What quite doesnt tie up with me.. is how a full reset to open profile will give you a few days to supposedly download the updated ECI f/w.
Openreach appear to be forcing g.inp except on open profile.. so is it DLM forcing it rather than the DSLAM? Something is.
I thought the general principle was that DLM sets out what
ought to happen, with a variety of configuration property settings, including some minimums and maximums (and we don't get to see all of these), and the DSLAM follows a channel initialisation policy that attempts to maximise X, minimise Y (etc) within constraints set by those DLM configuration properties.

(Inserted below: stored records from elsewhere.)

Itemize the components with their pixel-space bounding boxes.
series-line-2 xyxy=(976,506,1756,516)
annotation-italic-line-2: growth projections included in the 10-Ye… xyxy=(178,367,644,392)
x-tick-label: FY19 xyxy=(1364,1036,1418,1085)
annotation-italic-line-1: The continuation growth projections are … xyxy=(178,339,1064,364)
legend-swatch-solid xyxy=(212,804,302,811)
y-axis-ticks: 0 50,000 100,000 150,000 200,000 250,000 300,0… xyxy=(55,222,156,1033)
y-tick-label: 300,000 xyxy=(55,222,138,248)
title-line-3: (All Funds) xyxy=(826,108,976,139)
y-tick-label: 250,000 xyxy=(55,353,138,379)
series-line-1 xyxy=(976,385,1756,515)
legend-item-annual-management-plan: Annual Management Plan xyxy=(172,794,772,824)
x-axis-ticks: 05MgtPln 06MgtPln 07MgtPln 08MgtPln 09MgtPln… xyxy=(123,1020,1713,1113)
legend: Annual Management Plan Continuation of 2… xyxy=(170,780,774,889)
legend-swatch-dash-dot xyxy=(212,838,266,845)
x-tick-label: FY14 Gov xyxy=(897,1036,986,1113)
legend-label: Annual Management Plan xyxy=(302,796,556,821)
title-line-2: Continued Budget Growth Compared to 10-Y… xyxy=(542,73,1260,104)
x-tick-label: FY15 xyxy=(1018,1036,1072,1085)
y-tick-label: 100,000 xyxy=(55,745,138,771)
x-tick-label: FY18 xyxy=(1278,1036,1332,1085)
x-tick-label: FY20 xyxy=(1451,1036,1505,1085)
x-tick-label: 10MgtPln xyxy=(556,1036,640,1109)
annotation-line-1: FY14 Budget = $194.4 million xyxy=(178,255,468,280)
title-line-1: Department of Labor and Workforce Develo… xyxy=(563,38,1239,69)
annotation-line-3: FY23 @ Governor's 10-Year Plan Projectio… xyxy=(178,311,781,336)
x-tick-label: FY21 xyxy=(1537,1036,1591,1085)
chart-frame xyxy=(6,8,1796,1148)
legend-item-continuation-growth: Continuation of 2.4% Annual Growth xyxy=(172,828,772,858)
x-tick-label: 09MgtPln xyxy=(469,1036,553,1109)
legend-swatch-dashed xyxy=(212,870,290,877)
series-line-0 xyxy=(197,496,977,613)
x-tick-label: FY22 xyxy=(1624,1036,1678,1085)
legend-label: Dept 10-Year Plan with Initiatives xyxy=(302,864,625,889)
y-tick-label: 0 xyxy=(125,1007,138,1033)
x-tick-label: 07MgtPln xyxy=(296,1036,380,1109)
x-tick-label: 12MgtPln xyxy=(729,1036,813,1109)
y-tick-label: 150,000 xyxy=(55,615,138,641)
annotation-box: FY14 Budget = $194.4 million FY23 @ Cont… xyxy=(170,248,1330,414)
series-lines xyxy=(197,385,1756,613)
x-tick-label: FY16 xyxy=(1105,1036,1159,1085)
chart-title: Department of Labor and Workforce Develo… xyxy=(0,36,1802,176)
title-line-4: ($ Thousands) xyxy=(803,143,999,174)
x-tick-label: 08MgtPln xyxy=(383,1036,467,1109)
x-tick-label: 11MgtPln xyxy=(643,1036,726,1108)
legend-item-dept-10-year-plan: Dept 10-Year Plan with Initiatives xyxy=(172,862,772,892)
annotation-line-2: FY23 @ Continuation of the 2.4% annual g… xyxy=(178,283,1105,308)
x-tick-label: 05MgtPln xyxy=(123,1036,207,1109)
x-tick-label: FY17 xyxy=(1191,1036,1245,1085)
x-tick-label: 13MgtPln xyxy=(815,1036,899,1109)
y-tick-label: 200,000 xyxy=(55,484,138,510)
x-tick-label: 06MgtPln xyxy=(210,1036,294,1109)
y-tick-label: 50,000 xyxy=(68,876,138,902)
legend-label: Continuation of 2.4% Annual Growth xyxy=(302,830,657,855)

I think that a DLM reset, of either variety, fundamentally changes the set of DLM configuration properties to something that either a) turns G.INP off and turns interleaving off; or b) turns G.INP off, and turns interleaving on downstream. I haven't figured out why there might be two different starting points, or why they might be chosen.
When DLM "turns on G.INP", it makes another fundamental change to the configuration properties, that allows retransmission to activate (forced or optional? Interesting debate), but the DSLAM continues to follow a policy of minimisation/maximisation that gives it freedom to alter some of the detailed outcome. This freedom means that some chipset/modem implementations can end up with a different detailed outcome, even if DLM starts out asking for the same thing.
What gives DLM the ability to choose to "turn on G.INP" for a line?
I thought OR had said they run a process to enable G.INP on a regular basis and will continue to do so.
I think this is a process running "above" DLM - a new supervisor process whose job is to determine what options DLM is allowed to choose for an individual line. As far as G.INP/retransmission is concerned, it looks like the default setting here is: "don't consider" - that DLM (in it's nightly decision process) isn't allowed to even consider retransmission as one of the "solutions" to a line in ILQ-RED/CRIMSON/SCARLET.
The supervisor level might then take the responsibility of deciding whether the chipset/modem is one that requires a restriction of the retransmission options.
If there are two levels, then I wonder whether the two different kinds of DLM reset that we see depend on whether the reset is done at the lower (nightly) level, or the upper (supervisor) level.
I could see a reset at the lower level being one that removes retransmission as a "solution", and replaces it with interleaving. I could see a reset at the higher level being one that takes away all "solutions", so DLM (at the lower level) only has the option of an "open profile" left available.
Now, some of the behaviour we've seen over the last year - especially new lines being put to the back of the (long) queue before retransmission is even considered - suggests there is very much a second process involved. Whereas the original DLM worked every night, on every line, in parallel (and still looks to), the new aspects seem to work slowly, over some lines, in a nationwide pool. Something is definitely running to a bigger overview.
If there is a second "something" running, then it makes sense that it makes decisions very independently of the other, nightly, process.